At the same time, there is evidence from other sites that the West African Monsoon encroached into the Sahara from the south, and that combined with tropical plume rainfall to the north, this suggests that the desert narrowed significantly in this period. This improved habitability north and south of the central Sahara, increased recharge to rivers, and a narrower desert may have encouraged movement by people across the Sahara, during a key period in the development of land use and animal production.
This new record on the northern edge of the Sahara adds vital information for understanding how climate has changed in this region during human habitation. These stalagmites add to information from other climate archives, such as Atlantic ocean cores, to understand variations in the Saharan environment. The ocean cores are located too far away to identify regional changes with precision. Contrastingly, this stalagmite record is ideally located for this task.
“It has been exciting experiencing how much we can learn from small pieces of limescale that form underground. I worked on the most recent 1000 years of this palaeoclimate record during my masters project, and now I am working to better quantify the exact levels of increased rainfall during my PhD project.”
- Sam Hollowood, study co-author
Julia Barrott and Chris Day during 2010 fieldwork with Ben Lovett, searching for caves to help us reconstruct the history of the Sahara. (Image Credit: Ben Lovett)
The evidence of tropical plume rainfall provided by this study is also important for researchers trying to understand how rainfall patterns will change in the South-of-Atlas region in the future. Because tropical plumes brought rainfall to the area in the past, it opens up the possibility that they could do so in the future.

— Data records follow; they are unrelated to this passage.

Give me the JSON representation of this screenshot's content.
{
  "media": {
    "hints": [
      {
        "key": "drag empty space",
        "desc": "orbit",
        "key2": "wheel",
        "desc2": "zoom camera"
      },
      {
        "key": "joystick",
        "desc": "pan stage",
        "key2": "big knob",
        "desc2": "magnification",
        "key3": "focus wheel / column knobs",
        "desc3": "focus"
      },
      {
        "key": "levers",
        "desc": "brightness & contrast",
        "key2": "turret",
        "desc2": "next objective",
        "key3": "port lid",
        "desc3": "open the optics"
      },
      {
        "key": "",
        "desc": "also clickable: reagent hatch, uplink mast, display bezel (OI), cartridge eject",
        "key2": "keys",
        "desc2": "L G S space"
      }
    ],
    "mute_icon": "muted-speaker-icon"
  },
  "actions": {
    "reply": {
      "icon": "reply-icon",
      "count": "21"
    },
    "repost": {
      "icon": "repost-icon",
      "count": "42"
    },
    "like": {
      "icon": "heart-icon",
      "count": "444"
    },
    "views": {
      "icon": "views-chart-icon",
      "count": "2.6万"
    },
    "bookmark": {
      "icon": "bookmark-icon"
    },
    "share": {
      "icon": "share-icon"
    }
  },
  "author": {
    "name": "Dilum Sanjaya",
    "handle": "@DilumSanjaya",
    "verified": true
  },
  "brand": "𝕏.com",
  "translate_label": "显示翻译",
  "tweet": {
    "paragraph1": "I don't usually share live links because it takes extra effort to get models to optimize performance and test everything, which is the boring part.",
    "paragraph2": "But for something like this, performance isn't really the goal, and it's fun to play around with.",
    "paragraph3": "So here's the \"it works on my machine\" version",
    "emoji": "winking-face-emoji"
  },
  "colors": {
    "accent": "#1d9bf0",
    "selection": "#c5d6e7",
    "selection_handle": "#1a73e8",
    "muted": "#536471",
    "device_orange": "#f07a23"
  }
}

The research team are keen to investigate this further by developing more quantitative reconstructions of rainfall amounts in the past.
The full study, “Evidence for the role of tropical plumes in driving mid-Holocene north-west Sahara rainfall” (Couper et al., 2025) is available to read in Earth and Planetary Science Letters at https://doi.org/10.1016/j.epsl.2024.119195. This research stems from joint collaboration between the Institut National des Sciences de l'Archéologie et du Patrimoine (INSAP, Rabat, Morocco), the Department of Earth Sciences, University of Oxford (UK), the School of Archaeology, University of Oxford (UK), the Stockholm Environment Institute, Oxford (UK) and the Northern Caverneers Caving Club, Tasmania (Australia).